16:29 _rmk_ no, load it inside the first 128M of RAM
16:29 _rmk_ and for anything that's been merged since single zImage, even I don't have any idea where physical memory starts on those platforms
16:30 _rmk_ so it's extremely dangerous to touch that 0xf8000000 constant.
16:43 _rmk_ shesselba: why are you loading it above 128MB in the first place?
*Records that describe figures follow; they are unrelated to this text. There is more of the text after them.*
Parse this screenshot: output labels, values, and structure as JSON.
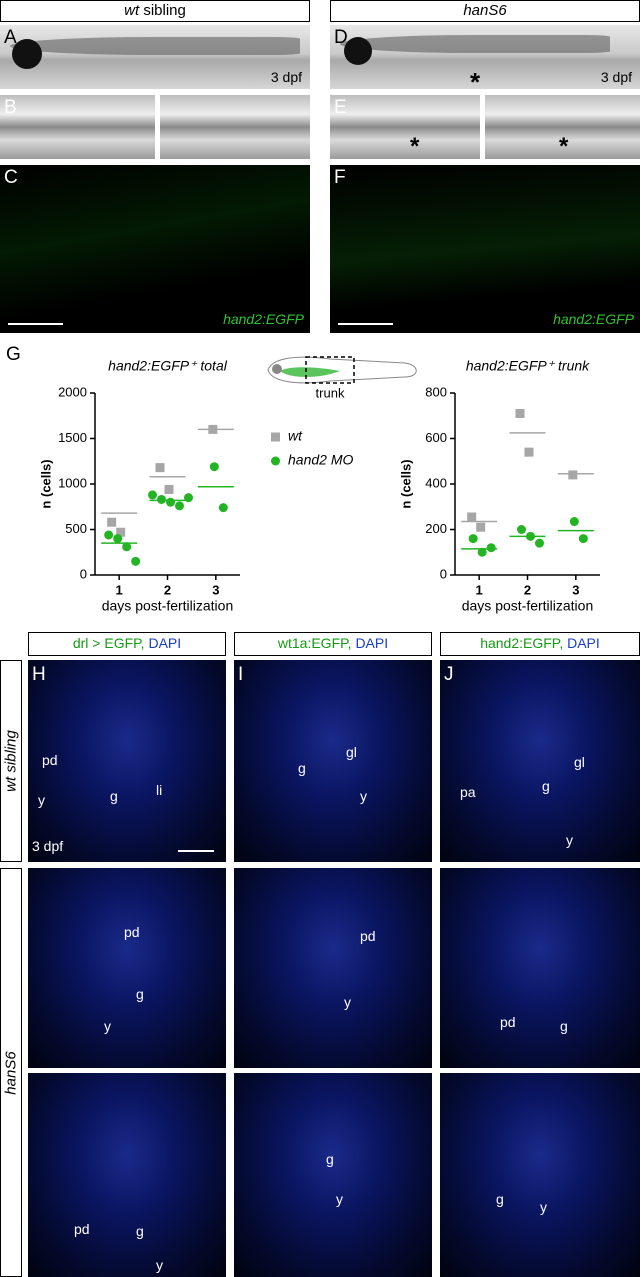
{
  "headers": [
    {
      "gene": "wt",
      "label": "sibling"
    },
    {
      "gene": "hanS6"
    }
  ],
  "top_panels": {
    "A": {
      "letter": "A",
      "stage": "3 dpf"
    },
    "B": {
      "letter": "B"
    },
    "C": {
      "letter": "C",
      "marker": "hand2:EGFP"
    },
    "D": {
      "letter": "D",
      "stage": "3 dpf",
      "asterisk": "*"
    },
    "E": {
      "letter": "E",
      "asterisks": [
        "*",
        "*"
      ]
    },
    "F": {
      "letter": "F",
      "marker": "hand2:EGFP"
    }
  },
  "panel_g": {
    "letter": "G",
    "schematic_label": "trunk"
  },
  "chart_data": [
    {
      "type": "scatter",
      "title": "hand2:EGFP⁺ total",
      "y_label": "n (cells)",
      "x_label": "days post-fertilization",
      "xlim": [
        0.5,
        3.5
      ],
      "xticks": [
        1,
        2,
        3
      ],
      "ylim": [
        0,
        2000
      ],
      "yticks": [
        0,
        500,
        1000,
        1500,
        2000
      ],
      "series": [
        {
          "name": "wt",
          "color": "#a6a6a6",
          "marker": "square",
          "x": [
            1,
            1,
            2,
            2,
            3
          ],
          "values": [
            580,
            470,
            1180,
            940,
            1600
          ],
          "mean_x": [
            1,
            2,
            3
          ],
          "means": [
            680,
            1080,
            1600
          ]
        },
        {
          "name": "hand2 MO",
          "color": "#22b422",
          "marker": "circle",
          "x": [
            1,
            1,
            1,
            1,
            2,
            2,
            2,
            2,
            2,
            3,
            3
          ],
          "values": [
            440,
            400,
            310,
            150,
            880,
            830,
            800,
            760,
            850,
            1190,
            740
          ],
          "mean_x": [
            1,
            2,
            3
          ],
          "means": [
            350,
            820,
            970
          ]
        }
      ]
    },
    {
      "type": "scatter",
      "title": "hand2:EGFP⁺ trunk",
      "y_label": "n (cells)",
      "x_label": "days post-fertilization",
      "xlim": [
        0.5,
        3.5
      ],
      "xticks": [
        1,
        2,
        3
      ],
      "ylim": [
        0,
        800
      ],
      "yticks": [
        0,
        200,
        400,
        600,
        800
      ],
      "series": [
        {
          "color": "#a6a6a6",
          "marker": "square",
          "x": [
            1,
            1,
            2,
            2,
            3
          ],
          "values": [
            255,
            210,
            710,
            540,
            440
          ],
          "mean_x": [
            1,
            2,
            3
          ],
          "means": [
            235,
            625,
            445
          ]
        },
        {
          "color": "#22b422",
          "marker": "circle",
          "x": [
            1,
            1,
            1,
            2,
            2,
            2,
            3,
            3
          ],
          "values": [
            160,
            100,
            120,
            200,
            170,
            140,
            235,
            160
          ],
          "mean_x": [
            1,
            2,
            3
          ],
          "means": [
            115,
            170,
            195
          ]
        }
      ]
    }
  ],
  "section_headers": [
    {
      "reporter": "drl > EGFP,",
      "stain": "DAPI"
    },
    {
      "reporter": "wt1a:EGFP,",
      "stain": "DAPI"
    },
    {
      "reporter": "hand2:EGFP,",
      "stain": "DAPI"
    }
  ],
  "row_labels": [
    "wt sibling",
    "hanS6"
  ],
  "grid": {
    "H1": {
      "letter": "H",
      "labels": [
        "pd",
        "g",
        "li",
        "y"
      ],
      "stage": "3 dpf"
    },
    "I1": {
      "letter": "I",
      "labels": [
        "gl",
        "g",
        "y"
      ]
    },
    "J1": {
      "letter": "J",
      "labels": [
        "gl",
        "pa",
        "g",
        "y"
      ]
    },
    "H2": {
      "labels": [
        "pd",
        "g",
        "y"
      ]
    },
    "I2": {
      "labels": [
        "pd",
        "y"
      ]
    },
    "J2": {
      "labels": [
        "pd",
        "g"
      ]
    },
    "H3": {
      "labels": [
        "pd",
        "g",
        "y"
      ]
    },
    "I3": {
      "labels": [
        "g",
        "y"
      ]
    },
    "J3": {
      "labels": [
        "g",
        "y"
      ]
    }
  }
}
16:44 shesselba _rmk_: because I had it running, then it failed.. so I tried different mem locations, and ended up with one above 128M where it at least booted
16:44 shesselba I am rebuilding without DEBUG_LL
16:44 _rmk_ shesselba: I'm just wondering whether we should truncate the start of memory resources if we hit this situation
16:45 shesselba _rmk_: let's just start with fixing my brain for now :P
16:46 shesselba erm..
16:48 _rmk_ if you want to try a solution to the problem I described above... http://www.home.arm.linux.org.uk/~rmk/misc/truncate-start-phys-mem.diff
16:58 sam_nazarko hello everyone
17:19 shesselba _rmk_: marvell's chromecast kernel sets CONFIG_PHYS_OFFSET=0x01000000
17:21 shesselba could be, that something is messing with low mem
17:21 shesselba but I can write it and read it again
18:25 shesselba _rmk_: using your patch above (adapted to v3.12-rc4) booting works from zImage loaded at 0x12000000
18:25 shesselba leaves 256M usable memory
18:25 shesselba anyway, I rather check if MC has some weird offsets set
18:26 _rmk_ ok, thanks. I've also sent that patch to Michal Simek of Xilinx
18:56 shesselba _rmk_: what is a sane value for CONFIG_PAGE_OFFSET?